Meski matahari sudah menyapa bumi, udara dingin masih saja jadi pemenangnya, ia menelisik disela-sela jendela yang dibiarkan terbuka. Udara dingin pun menjalar di tubuh Krisna saat Merina menarik selimutnya. Tak selang lama, Krisna bangkit, duduk dengan mata yang masih melekat.
Tidak lama kemudian, Krisna mengendus-endus aroma masakan kesukaannya. Ia bergegas menarik diri dari kamar dengan jalan sempoyongan tanpa menyadari Merina berdiri tepat di sampingnya. Merina tak kalah cepat segera menyusul Krisna, Astaga masakanku!
Itulah awal pagi, kesibukan keluarga kecil yang mendampinginya meniti sebuah jalan terjal untuk meraih sebuah impian.
Di dapur Merina sudah mendapati Krisna di depan dua cangkir teh dan potongan buah segar. Menyusul kemudian masakan yang baru saja matang dengan asap lamat-lamat. Itulah hidangan utama pagi itu. Terlihat keduanya menikmati momen ini setelah beberapa hari belakangan terbalut kesenduan.
“Ibu, kapan ayah pulang?” tanya Krisna memecah keheningan.
“Ayah akan segera datang,” jawab Merina sambil menyuguhkan senyuman yang tertahan. Lalu berpaling, ia tak bisa menahan genangan air di pelupuk matanya.
Bagaimana? Berbeda bukan dengan sebelum diedit?
 |
Cerpen karya anak Mojokerto, "Ayah Kapan Pulang?"
|
Mungkin cara yang paling mudah untuk melihat bagaimana gerak cerita adalah dengan membuat pertanyaan.
Apakah cerita terasa bertele-tele? Kalau iya, kita perlu mempercepat geraknya.
Apakah aksinya terlalu cepat?
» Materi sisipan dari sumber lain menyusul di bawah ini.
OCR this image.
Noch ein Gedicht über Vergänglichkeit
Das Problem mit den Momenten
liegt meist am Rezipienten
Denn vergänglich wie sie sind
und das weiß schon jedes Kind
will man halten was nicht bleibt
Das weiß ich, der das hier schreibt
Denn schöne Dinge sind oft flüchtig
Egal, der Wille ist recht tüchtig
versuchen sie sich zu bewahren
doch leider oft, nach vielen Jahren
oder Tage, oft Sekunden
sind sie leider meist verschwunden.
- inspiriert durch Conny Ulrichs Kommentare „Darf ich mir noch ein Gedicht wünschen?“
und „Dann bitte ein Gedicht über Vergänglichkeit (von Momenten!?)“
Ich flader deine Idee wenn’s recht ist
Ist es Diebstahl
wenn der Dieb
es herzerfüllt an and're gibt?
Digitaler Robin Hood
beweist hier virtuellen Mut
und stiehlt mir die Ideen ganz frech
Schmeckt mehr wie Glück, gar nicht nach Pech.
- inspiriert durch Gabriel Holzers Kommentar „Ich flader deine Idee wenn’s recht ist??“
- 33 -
Kalau iya, kita perlu memperlambatnya.
Perhatikan kalimat yang belum disunting di bawah ini:
“Ibu, kapan ayah pulang?” tanya Krisna memecah keheningan.
“Ayah akan segera datang,” jawab Merina sambil menyuguhkan senyuman yang tertahan. Lalu berpaling, ia tak bisa menahan genangan air di pelupuk matanya. Sedangkan Krisna berlari menuju jendela kamarnya, menjulurkan kepalanya dan menghirup udara yang melegakan pikirannya. Sampai kapan ia hanya mendengar kata-kata itu tanpa ada kepastian ayahnya datang.
Kalimat di atas ini sarat dengan aksi yang cepat. Setelah tokoh bernama Krisna bertanya, dan dijawab oleh ibunya, Krisna langsung pergi begitu saja. Pertanyaannya adalah, apakah suguhan di meja sudah habis apa belum? Kita jadi menjumpai kesan mengambang di kalimat ini.
Mungkin, dalam percakapan yang sulit dijawab, dan melibatkan ledakan-ledakan emosi, perlu menambahkan bahasa tubuh, atau menggambarkan karakter sedang memainkan sendok makanannya, tak selera untuk makan. Atau membiarkan karakter yang kita ciptakan itu sedang memikirkan bayangan masa lalu ketika masih bersama orang yang disayang. Dan sebagainya.
Jika kita ingin gerak cerita melambat, kita 'rem' saja dengan menambahkan deskripsi yang lebih detail, menjelaskan latar belakang sesuatu, mendeskripsikan perasaan karakter lebih dalam, masuk ke dalam pikiran karakter, dan kemungkinan deskripsi lainnya.
Begitu juga jika kita menginginkan cepat, kita 'gas' dengan memusatkan cerita pada aksi dan dialog. Acuhkan deskripsi, acuhkan reaksi, tulis aksi dan dialog seperlunya saja. Karena itu, jika dialog kita justru membuat cerita menjadi semakin panjang dan akhirnya terkesan bertele-tele, itu berarti gagal memperlakukan dialog.
Diakhir tulisan, tak lupa saya ucapkan terima kasih banyak kepada Kirana Almira Subyakto yang telah mengizinkan saya mengupas cerpen karyanya. Semoga kelak menjadi penulis hebat. Jangan berhenti belajar dan belajar. Semoga menjadi insan bermanfaat bagi khalayak.